It surprised me our pediatrician did not tell us to schedule a first dental checkup, but when a friend mentioned it should happen around eighteen months, I realized no one had ever looked in G’s mouth except us. With only one pediatric dentist in our community, there was no choice of practitioner. We took her in, assuming it would be a routine look at baby teeth.
Coming over to G, the dentist introduced himself strongly to her dad, offered a limp handshake to me, and ignored the patient who sensed the awkwardness, snuggled in toward me, and asked to nurse. I made her as comfortable as possible on my lap and discretely assented.
The doctor looked at us, asked if we co-slept, and without looking at G’s teeth said “We’ll probably find a cavity there. You need to change your routine. Stop nursing at night. That’s when tooth decay normally happens.”
Inspecting G’s mouth, he found what he was looking for: a cavity in her front lateral incisor. He recommended surgery to fix it. We walked out in shock. Surgery? In the reception area I saw a framed article in which he avowed, early childhood caries happen most frequently in those children who “sleep with their mothers.” Period. Not “sleep and nurse” or “nurse through the night.” No mention of the other culprits I later researched: lack of dental hygiene, going to sleep with a bottle, eating dried fruit. It would take us four dentists and over six months before we had any clarity on his assertion. But we were not going to put G in surgery without it being absolutely necessary.
Our second opinion came from another pediatric dentist who agreed there was a cavity and gave us some fluoride paste to apply topically for six months. She said delaying surgery for that long was not a problem. As a lark, I scheduled a third opinion with a recommended local general dentist who took one look and said it was not a cavity at all but a broken tooth. I didn’t believe him! We sought a final opinion from my dentist whose practice started with kids at age three. After a quick look he seconded the broken tooth diagnosis. G probably hit her tooth a while ago, he said, part of the tooth chipped off, and the root died.
Day one of this adventure served as a wake-up call for brushing and flossing, not to mention advocating for our child. But my ride to such enlightenment was not smooth. First I really believed the dentist’s assertion that we needed to wean. He harmonized with a chorus of skeptical family and friends.
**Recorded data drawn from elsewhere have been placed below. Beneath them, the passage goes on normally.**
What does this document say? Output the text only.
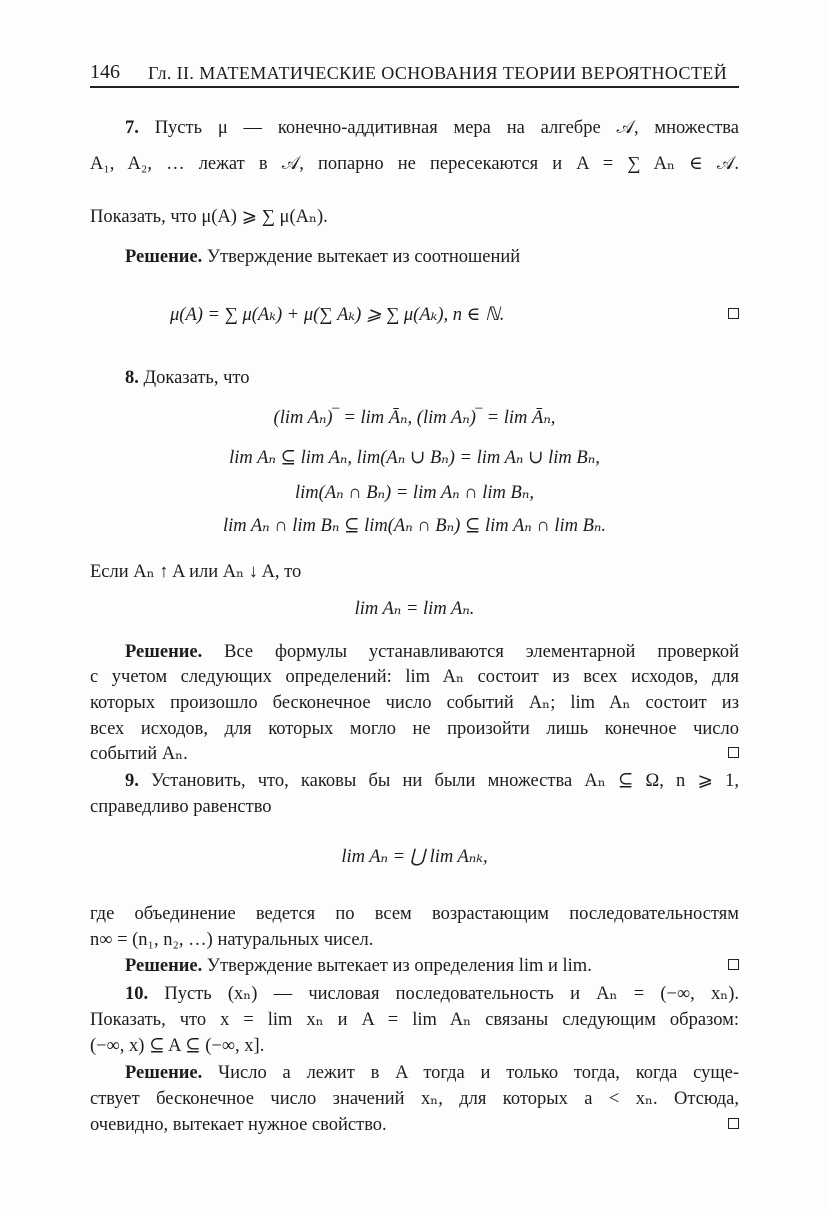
146 Гл. II. МАТЕМАТИЧЕСКИЕ ОСНОВАНИЯ ТЕОРИИ ВЕРОЯТНОСТЕЙ
7. Пусть μ — конечно-аддитивная мера на алгебре 𝒜, множества
A₁, A₂, … лежат в 𝒜, попарно не пересекаются и A = ∑ Aₙ ∈ 𝒜.
Показать, что μ(A) ⩾ ∑ μ(Aₙ).
Решение. Утверждение вытекает из соотношений
μ(A) = ∑ μ(Aₖ) + μ(∑ Aₖ) ⩾ ∑ μ(Aₖ), n ∈ ℕ.
8. Доказать, что
(lim Aₙ)‾ = lim Āₙ, (lim Aₙ)‾ = lim Āₙ,
lim Aₙ ⊆ lim Aₙ, lim(Aₙ ∪ Bₙ) = lim Aₙ ∪ lim Bₙ,
lim(Aₙ ∩ Bₙ) = lim Aₙ ∩ lim Bₙ,
lim Aₙ ∩ lim Bₙ ⊆ lim(Aₙ ∩ Bₙ) ⊆ lim Aₙ ∩ lim Bₙ.
Если Aₙ ↑ A или Aₙ ↓ A, то
lim Aₙ = lim Aₙ.
Решение. Все формулы устанавливаются элементарной проверкой
с учетом следующих определений: lim Aₙ состоит из всех исходов, для
которых произошло бесконечное число событий Aₙ; lim Aₙ состоит из
всех исходов, для которых могло не произойти лишь конечное число
событий Aₙ.
9. Установить, что, каковы бы ни были множества Aₙ ⊆ Ω, n ⩾ 1,
справедливо равенство
lim Aₙ = ⋃ lim Aₙₖ,
где объединение ведется по всем возрастающим последовательностям
n∞ = (n₁, n₂, …) натуральных чисел.
Решение. Утверждение вытекает из определения lim и lim.
10. Пусть (xₙ) — числовая последовательность и Aₙ = (−∞, xₙ).
Показать, что x = lim xₙ и A = lim Aₙ связаны следующим образом:
(−∞, x) ⊆ A ⊆ (−∞, x].
Решение. Число a лежит в A тогда и только тогда, когда суще-
ствует бесконечное число значений xₙ, для которых a < xₙ. Отсюда,
очевидно, вытекает нужное свойство.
I felt deeply alone as I wrote out our many steps and missteps. After all of my doubts were released, my pen took me through a battery of questions. Was G all right? Were our decisions working for our family? Could I truly imagine parenting her in any other way at this time? Was I following what seemed best for her whole self? How significant was one tooth (that did not hurt her) in all of this? Was I going to let a dentist trump my instincts and her fundamental needs?
Besieged by such a strong anti-breastfeeding message made me reflect on what I was doing and why. Until this point, I was trending increasingly toward natural weaning. G was not yet two years old, still within the World Health Organization’s recommended window for nursing; we remained on a fairly conventional path from an international perspective, if not a domestic one.
In the late 1960s, my mother fought social norms to breastfeed at all. She got me to the point where I could use a cup, around nine months. Similarly, my mother-in-law nursed G’s dad as a baby. But our extended family included no proponents of extended nursing. Early in Gigi’s first year they asked when I would stop. When I would stop. Implying that it couldn’t be a child’s choice.
Up to this point, my husband indulged my belief that there should be a natural, evolutionary end to a nursing relationship, but he expressed his doubts after visiting the first dentist.
I culled research from all corners of the country: La Leche League, my former lactation consultant in Santa Monica at Pump Station, Mothering Magazine, the American Academy of Breastfeeding Medicine, and multiple pediatricians all over the US. Overwhelmingly, no source revealed a causal relationship between breastfeeding, cosleeping, and caries. The evidence was not there.
All I learned about nutrition, parenting, sleep, trust, child development, education and brain growth reaffirmed my principle belief: every woman has the right to choose how she parents her children. As long as there is safety and love, there is no one true path. But for the record: nursing during the day or night does not give a kid cavities. The worst offenders are dried fruit, fruit juice, and even some formulas that contain sugars.
For G, I believed in the power of our nursing relationship to meet her needs. Children grow up, regardless of parenting choices. Neuro-normally, they are not stuck permanently in any stage. They crawl, grow teeth, walk, talk, and (most of the time are allowed to) potty train at their own speed; why shouldn’t such a critical connection as nursing be allowed its natural passage, assuming there are no other mitigating circumstances on the part of parent or child?
Faced with these questions, I heard my own clear answers. I saw us being guided toward our own north star, and while I could not be certain what I would find when we arrived, I trusted the way would reveal itself by marrying our instincts, hearts, and minds. As it had thus far.